On Motion for Rehearing.
Appellant, City of Wichita Falls, has filed its motion for rehearing in this cause, in which it is earnestly insisted that we were in error in the' conclusions reached and expressed in our original opinion.
We are requested to make further findings of fact, based upon the testimony of named witnesses. It is claimed that our statement in certain respects does not properly reflect the testimony given by those witnesses. Obviously, it would be impracticable for an appellate court to relate in an opinion all the details, conflicts and immaterial parts of evidence set out by fhe statement of facts.
Our attention is directed especially to parts of the testimony given by Mrs. A. T. Willis, which it is contended refers to “projects” at which such persons as Phillips worked. It is true the witness was asked this question: “When the (work) card was issued did you direct .them where to go?” She answered: “The RFC did that through these projects they worked on.” However, counsel apparently took issue with the witness by reminding her that there were no “projects” at that time, and the witness countered with a question of her own, by asking counsel, “Wouldn’t that be called a project?” Her inquiry evidently referred to the transaction she had had with the applicant and her recommendation to RFC that a man was able to work and RFC issued the work card, entitling the applicant to compensation if he should find work with either of the agencies recommended by the federal government. The materiality of that part of the testimony is made applicable to what we, have said in the opinion in regard to “projects” sponsored by federal agencies.
To construe those parts of Mrs. Willis’ testimony above mentioned, in their most favorable light, in support of appellant’s contention, as compared to other testimony given by her and referred to in the opinion, only a fact question would arise, and this was to be passed upon by the court sitting in lieu of a jury. New St. Anthony Hotel Co. v. Pryor, Tex.Civ.App., 132 S.W.2d 620, writ refused. The judgment entered was against appellant, and this was equivalent to a finding of fact by the court against the contention of appellant in the respect complained of. ■
In the motion, appellant attempts to quote a paragraph from near the middle of the original opinion, which begins with these words: “Phillips sued the city for the damages sustained and recovered judgment”, etc., and insisted that what we said has no bearing on the case and has added: “As we see it, the above quotation from the opinion of this court is merely a criticism of the lawyers who tried the Phillips case.”
First of all, we desire to say that such a motive imputed to us certainly cannot be drawn from the language used, and further, that such an idea did not enter the mind of any member of the court; we each hold counsel in the highest esteem, both in ability and integrity.
Again we have studied the paragraph complained of, and with our attention drawn to it by the motion, we cannot see how the language used could be so construed.
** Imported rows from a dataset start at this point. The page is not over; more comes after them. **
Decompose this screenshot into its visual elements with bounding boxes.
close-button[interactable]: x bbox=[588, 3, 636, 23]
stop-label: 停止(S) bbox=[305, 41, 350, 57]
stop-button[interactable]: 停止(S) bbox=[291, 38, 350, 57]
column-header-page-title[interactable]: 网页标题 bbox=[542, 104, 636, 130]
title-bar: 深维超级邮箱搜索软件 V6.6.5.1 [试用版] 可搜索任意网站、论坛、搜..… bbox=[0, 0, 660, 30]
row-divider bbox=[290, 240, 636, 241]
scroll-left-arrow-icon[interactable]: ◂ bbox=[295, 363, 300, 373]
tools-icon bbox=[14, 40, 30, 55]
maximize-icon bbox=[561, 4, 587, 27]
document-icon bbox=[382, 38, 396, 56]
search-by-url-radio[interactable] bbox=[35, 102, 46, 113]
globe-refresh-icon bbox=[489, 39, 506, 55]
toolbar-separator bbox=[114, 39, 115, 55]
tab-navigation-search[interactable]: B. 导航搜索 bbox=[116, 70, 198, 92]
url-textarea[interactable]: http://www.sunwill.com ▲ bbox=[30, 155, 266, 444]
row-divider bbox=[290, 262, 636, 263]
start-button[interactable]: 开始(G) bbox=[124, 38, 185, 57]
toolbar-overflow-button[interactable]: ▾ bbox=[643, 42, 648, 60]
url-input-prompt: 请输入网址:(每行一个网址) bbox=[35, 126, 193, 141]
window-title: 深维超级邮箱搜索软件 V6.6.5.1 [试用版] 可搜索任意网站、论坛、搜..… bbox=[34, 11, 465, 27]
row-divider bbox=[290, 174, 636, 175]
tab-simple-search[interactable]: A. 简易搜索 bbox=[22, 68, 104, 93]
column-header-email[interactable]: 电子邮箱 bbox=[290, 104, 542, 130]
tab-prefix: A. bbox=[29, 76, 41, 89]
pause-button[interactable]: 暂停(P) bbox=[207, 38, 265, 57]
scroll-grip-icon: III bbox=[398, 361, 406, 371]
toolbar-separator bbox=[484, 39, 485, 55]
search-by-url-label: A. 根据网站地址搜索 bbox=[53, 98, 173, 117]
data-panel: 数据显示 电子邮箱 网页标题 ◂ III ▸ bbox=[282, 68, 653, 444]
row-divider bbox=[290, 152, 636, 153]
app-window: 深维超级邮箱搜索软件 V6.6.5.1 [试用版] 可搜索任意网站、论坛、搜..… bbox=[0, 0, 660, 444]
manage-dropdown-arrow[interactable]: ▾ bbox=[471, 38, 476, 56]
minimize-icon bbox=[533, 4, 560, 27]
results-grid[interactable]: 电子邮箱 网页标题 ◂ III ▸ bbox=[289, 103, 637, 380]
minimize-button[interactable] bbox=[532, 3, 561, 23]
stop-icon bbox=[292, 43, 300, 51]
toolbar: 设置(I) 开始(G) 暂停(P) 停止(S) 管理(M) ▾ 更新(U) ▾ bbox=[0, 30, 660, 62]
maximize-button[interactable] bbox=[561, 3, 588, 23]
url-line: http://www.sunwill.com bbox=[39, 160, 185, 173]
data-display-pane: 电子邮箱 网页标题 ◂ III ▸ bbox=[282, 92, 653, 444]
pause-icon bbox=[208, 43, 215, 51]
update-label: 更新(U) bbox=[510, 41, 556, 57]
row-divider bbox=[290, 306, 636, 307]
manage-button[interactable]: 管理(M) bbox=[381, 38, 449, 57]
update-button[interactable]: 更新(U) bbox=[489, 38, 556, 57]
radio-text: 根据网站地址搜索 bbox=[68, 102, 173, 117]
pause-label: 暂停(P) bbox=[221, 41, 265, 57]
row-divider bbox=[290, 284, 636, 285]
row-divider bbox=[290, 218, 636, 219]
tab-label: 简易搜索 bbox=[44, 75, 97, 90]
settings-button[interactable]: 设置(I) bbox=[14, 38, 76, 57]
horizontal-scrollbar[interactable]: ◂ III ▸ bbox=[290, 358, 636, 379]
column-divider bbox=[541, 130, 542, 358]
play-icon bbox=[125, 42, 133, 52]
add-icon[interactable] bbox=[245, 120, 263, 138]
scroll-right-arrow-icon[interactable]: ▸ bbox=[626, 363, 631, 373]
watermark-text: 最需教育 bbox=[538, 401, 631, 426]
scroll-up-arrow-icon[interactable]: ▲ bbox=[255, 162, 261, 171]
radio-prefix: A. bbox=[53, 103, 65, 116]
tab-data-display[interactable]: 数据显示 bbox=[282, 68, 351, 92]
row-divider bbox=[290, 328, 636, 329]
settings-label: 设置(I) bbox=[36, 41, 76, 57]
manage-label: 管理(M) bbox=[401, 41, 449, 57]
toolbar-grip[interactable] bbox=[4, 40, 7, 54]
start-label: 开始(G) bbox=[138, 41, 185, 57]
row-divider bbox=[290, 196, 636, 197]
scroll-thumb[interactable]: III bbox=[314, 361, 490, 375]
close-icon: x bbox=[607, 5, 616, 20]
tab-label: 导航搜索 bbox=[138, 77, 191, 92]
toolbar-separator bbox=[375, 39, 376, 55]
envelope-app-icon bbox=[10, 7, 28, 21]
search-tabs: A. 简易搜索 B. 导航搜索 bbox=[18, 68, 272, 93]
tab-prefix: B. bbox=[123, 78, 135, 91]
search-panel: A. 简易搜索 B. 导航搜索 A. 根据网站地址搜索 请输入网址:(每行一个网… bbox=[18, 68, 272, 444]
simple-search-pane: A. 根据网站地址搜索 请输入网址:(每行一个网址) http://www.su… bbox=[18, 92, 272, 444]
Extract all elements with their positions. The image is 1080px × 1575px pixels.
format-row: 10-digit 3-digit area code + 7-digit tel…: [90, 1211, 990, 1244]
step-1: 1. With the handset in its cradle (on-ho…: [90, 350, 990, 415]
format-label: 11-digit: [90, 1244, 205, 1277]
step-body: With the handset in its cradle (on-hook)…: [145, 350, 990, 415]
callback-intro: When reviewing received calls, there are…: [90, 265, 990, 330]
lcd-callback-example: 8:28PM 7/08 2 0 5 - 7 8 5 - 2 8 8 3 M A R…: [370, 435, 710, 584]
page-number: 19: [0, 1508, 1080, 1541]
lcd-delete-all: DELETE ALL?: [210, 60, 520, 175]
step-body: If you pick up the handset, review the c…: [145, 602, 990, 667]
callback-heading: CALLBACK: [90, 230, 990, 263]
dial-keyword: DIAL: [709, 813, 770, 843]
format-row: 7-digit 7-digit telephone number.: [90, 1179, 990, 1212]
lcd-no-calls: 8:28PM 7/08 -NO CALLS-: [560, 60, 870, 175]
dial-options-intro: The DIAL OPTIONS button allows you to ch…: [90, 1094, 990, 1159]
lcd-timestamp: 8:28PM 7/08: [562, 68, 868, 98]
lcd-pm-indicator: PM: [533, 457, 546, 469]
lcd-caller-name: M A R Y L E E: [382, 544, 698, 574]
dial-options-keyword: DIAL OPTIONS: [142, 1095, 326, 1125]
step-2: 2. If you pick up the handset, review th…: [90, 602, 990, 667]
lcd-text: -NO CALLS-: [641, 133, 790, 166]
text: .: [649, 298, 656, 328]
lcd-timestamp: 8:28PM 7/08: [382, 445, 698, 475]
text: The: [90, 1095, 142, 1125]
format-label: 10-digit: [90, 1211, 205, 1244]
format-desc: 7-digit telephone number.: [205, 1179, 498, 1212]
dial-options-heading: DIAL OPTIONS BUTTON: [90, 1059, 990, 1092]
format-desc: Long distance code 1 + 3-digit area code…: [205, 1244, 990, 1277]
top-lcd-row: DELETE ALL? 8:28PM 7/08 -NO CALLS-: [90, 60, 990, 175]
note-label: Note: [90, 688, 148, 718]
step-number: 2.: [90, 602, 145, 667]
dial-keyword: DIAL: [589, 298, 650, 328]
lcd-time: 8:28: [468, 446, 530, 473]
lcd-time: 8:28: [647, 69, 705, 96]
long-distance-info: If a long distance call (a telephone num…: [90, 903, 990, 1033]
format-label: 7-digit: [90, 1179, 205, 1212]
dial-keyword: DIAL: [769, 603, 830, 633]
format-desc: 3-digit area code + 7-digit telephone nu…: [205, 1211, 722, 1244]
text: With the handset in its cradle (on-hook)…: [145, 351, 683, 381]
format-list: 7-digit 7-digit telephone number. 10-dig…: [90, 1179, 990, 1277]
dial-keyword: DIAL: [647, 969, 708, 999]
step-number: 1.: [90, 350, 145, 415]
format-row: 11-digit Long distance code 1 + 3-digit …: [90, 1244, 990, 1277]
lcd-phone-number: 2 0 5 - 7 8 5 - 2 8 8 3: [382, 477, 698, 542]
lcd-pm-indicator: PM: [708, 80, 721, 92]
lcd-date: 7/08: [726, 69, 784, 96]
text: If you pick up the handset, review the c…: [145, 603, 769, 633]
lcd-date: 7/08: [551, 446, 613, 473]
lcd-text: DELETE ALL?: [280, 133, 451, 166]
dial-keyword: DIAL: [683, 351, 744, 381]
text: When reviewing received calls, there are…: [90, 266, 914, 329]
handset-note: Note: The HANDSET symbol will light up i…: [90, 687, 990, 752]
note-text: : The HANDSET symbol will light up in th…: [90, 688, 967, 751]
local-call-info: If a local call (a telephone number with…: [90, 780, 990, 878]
In a general sense, any time a court differs with counsel it could be said that it is a reflection upon, or criticism of, counsel’s views, but certainly no such motive should be imputed to a court.
In the next place, the manner in which our opinion is attempted to be quoted in the motion, the expression used by us relating to the “guest statute”, would be meaningless, or at least would be the reverse of what we conceive to be the law. However, we know that counsel did not purposely misquote what we said in the opinion. We said, “If Phillips was not an employee”, etc., whereas we are quoted as having said, “If Phillips was an employee”, and so on.
As we view the case, it was very essential that we refer to the former case as we did. Appellant’s caúse of action was dependent upon that case; it plead it as ground of recovery upon the insurance policy. The appellee cited the opinion by this court as an authority on one point, but we did not think it supported the contention made and therefore did not comment thereon.
*180Our reference in the opinion to what is commonly known as the “guest statute”, was prompted solely by the thought that if Phillips when injured was not an employee, he was a gratuitous guest of the driver of the city’s truck. The case was tried upon the theory that he was an employee, hence nobody contended that he was simply a guest.
From the record in this case, it is apparent that counsel for. appellant feels that counsel for appellee, in the instant case, so conducted the original case of City of Wichita Falls v. Phillips, supra, as to make a defense to the present case. Whether or not there was a joint and cooperative participation in the original case by counsel for the city and that of the insurance company was determined by the court against appellant. Under the evidence in the case, that. finding is binding on us.
These conclusions have been written for the purpose of assuring counsel that no reflection upon or criticism of them was intended by the court. We are yet unable to perceive how our language could be so construed.
We think the disposition made of the appeal in the original opinion is correct, and with the above explanations, the motion is overruled.